Melinda Coppola

twenty four may | from the inside out

Melinda Coppola

twenty four may | from the inside out

I’m so pleased to share two poems that were published today in Mutha Magazine. These two are part of  the full-length poetry book I’ve been working on for years.  I finally finished the manuscript  in January, and sent it out to a number of  publishers.
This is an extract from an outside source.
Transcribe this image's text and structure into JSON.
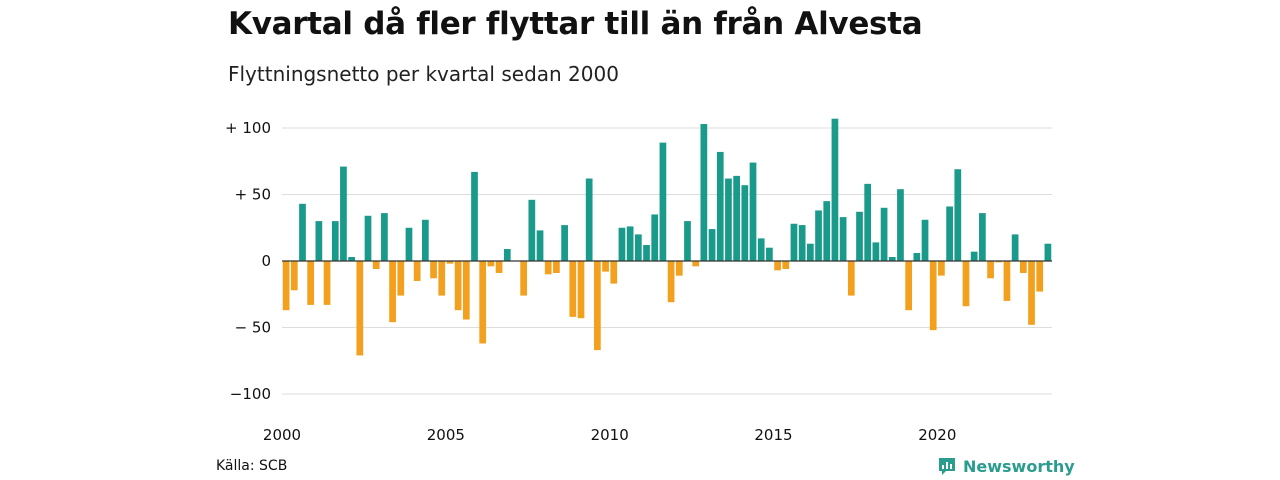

Now it’s a waiting game!  You can read the magazine here: https://www.muthamagazine.com/2024/05/the-world-ought-to-know-something-of-your-shimmers-poems/  The poems by themselves are below.

Inheritance 

You only caught glimpses
of your child
as he sped through toddlerhood
towards those labels
that mean everything
and nothing:
child, tween, teen, young adult.

Glimpses, you say,
as if it all tornadoed past you
while I stood stupefied,
hands in pockets,
by the side of some dusty cow path,
a perpetual look of dull
surprise on my unremarkable face.

Truth is,
over here our lives
are nothing like that.

My daughter and I have plodded along
like turtles in the too-hot sun,

pausing every few feet
to rest, to allow her
a few attempts at integrating
the latest sensory assault,

which could have been a wind
shaking the branches too fast,
or the distant sound
of a jake brake on a downhill semi
from a highway half a mile away.

Her needs are special,
which means our shimmy
is your slow dance,
our milestones
seem like simple addition
to your kid’s calculus.

I’m used to it,
adept at appreciating
the kinds of beauty
that decorate this life
that chose me, and her.

It’s not the pace of it all
that leaves me sweaty
and gasping for breath.

It’s my head spinning
as other children date
and learn to drive,
go to college,
get married,
have babies,
buy a house,

flying so far from nests
their parents can’t squint enough
to make out the tiny dot
their bodies make
as they soar onward,
commanding the skies.

————————————-

What You Mean

I tell our story
at times from desperation
since you will surely outlive me.

The larger world ought to know
something of your shimmers—
the way you hear colors in every song,
can turn a pun deftly
without knowing the meaning of the words,
will readily recall, decades later,
the exact date
a person scolded you.

Sometimes, I write from untamed desire
to be generous with your innocence,
for every community seems fraught
with deception and guile.

The purity with which you see—
almost minimalist in its lack of gray areas—
would surely lighten, lift, and soothe.

The  bad days you call “tall-haired boys”
The good ones  “long-haired girls”

You are given a gift you don’t like.
Why must you pretend you do?

You chose 5:15 for your dinner.
It’s now 5:18.
Why is the dinner late?
At 1 p.m. he said
Be with you in a minute.
It’s now 1:09.

Why shouldn’t you get upset?
You have taught me,
among other things,
we cannot keep our eye
on any grand old flag,
nor do we peel our eyes
or keep them on a prize somewhere.

If we can hear
we cannot turn a deaf ear to anything.
A new chapter
means the next part of a book,
not a life.
Nobody has real butterflies
inside their stomachs.

Your questions
refresh with their honesty,
jostle assumptions,
make space for wonder.
And folks are hungry for wonder.

So I write
and share
asking along with you—
Why don’t people say what they mean?

 

Thanks so much for reading!

 

–Melinda Copppola

 

 

2 Responses

  1. WOW both just stunning! The intensity of your day to day lives…. The energy it takes to maintain contact with so called society, whatever that is, when you are largely in another world, vibration, universe, is, albeit so quietly, EPIC. Thank you for sharing. Your lives gift humanity.